When I graduated from college I worked on Wall Street for a couple of years as an analyst for Morgan Stanley. While a valuable experience, especially for someone such as myself who had never even considered taking a business or finance course (I was an econ and psychology major), the job pretty much sucked. While I enjoyed the finance aspect of it and, particularly in my second year, had great access to the CEOs and CFOs of the companies I worked with, a lot of my job involved staying up until all hours of the night (morning, technically) preparing analysis and putting together ‘pitch books’ for use in presentations the following day. Not particularly glamorous work. Nor was it generally mentally taxing (to be clear, we did plenty of extremely complicated analysis work, but much of the day to day analysis was more mundane and involved lots of data gathering in the Morgan Stanley library – this was pre the ubiquitous access to financial data on the internet – and less time actually crunching numbers. The job involved working about 90 hours a week (up to 120 on some weeks) and was akin to running a marathon – stamina counted for a lot.

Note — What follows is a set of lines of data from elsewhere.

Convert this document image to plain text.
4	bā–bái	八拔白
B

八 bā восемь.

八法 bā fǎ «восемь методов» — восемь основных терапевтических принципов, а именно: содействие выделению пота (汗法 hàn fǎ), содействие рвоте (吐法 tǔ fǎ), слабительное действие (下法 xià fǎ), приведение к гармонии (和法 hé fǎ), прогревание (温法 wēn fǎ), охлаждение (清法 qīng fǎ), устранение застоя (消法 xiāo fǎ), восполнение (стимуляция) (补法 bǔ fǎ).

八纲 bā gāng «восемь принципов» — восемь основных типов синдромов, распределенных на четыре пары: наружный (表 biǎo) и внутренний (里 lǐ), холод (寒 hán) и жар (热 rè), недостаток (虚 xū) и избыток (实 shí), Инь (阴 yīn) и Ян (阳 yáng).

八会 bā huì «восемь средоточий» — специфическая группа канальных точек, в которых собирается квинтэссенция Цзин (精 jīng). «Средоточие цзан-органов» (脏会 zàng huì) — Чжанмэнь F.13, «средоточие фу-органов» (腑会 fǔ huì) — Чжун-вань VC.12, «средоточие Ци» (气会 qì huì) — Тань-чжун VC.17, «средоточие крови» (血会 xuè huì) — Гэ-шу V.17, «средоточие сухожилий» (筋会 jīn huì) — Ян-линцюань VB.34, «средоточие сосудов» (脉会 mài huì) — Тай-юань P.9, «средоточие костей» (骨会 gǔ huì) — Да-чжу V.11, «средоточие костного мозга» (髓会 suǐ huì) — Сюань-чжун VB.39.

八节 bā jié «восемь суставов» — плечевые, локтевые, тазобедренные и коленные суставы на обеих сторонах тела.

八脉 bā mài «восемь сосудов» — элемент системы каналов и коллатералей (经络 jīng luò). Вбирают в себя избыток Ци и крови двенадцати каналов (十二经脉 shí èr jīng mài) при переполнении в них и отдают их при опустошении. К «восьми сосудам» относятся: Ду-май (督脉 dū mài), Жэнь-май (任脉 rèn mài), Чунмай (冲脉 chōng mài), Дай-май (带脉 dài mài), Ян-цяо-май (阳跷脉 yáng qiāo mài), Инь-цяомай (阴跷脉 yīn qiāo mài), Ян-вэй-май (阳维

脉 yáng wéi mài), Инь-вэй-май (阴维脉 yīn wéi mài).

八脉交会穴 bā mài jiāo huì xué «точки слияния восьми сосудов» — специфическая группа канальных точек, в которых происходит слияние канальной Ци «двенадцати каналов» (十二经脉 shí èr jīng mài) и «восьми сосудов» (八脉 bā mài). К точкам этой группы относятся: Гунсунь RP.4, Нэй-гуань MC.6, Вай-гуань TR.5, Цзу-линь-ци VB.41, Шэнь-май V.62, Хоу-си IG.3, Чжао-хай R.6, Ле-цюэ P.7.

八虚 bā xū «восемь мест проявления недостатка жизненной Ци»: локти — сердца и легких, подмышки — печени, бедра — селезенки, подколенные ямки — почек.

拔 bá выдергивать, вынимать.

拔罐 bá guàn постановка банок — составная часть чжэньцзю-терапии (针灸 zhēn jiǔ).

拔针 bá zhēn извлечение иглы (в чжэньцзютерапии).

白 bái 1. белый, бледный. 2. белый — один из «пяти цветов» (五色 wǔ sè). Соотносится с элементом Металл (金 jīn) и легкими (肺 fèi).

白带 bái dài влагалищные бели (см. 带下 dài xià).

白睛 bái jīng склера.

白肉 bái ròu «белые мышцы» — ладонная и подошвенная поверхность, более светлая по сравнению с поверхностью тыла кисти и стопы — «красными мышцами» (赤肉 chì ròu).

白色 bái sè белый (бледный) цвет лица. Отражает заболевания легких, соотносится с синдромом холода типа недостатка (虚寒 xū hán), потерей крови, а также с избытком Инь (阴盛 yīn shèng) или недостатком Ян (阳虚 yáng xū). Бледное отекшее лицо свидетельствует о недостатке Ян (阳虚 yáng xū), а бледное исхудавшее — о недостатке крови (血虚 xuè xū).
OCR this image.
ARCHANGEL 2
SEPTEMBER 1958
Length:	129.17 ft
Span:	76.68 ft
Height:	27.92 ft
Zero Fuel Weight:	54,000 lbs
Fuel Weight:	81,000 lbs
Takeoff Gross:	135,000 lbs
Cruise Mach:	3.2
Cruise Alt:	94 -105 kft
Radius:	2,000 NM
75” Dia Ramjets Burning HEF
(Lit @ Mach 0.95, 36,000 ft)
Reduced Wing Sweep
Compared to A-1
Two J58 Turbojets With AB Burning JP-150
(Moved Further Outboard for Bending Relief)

At a job where one regularly worked 90 hours or more every week there was a huge incentive to cut out of work as soon as you could (at 2am you wanted to get home as soon as you could). But the difference between doing a very good job and an outstanding job was the last 10 minutes of every day when you had the chance to stop and consider the work you had just done and check it. Most times it was probably fine, but 1 out of 10 times you found something that needed adjusting or correcting.
In many respects this was the most important thing I learned at MS and I’ve carried it with my ever since. Despite life’s pull at your time, the difference between doing something well and doing something outstanding is not the 95% of the time you spend actually doing the work – it’s the 5% of the time you spend when you’re done making sure your work is right.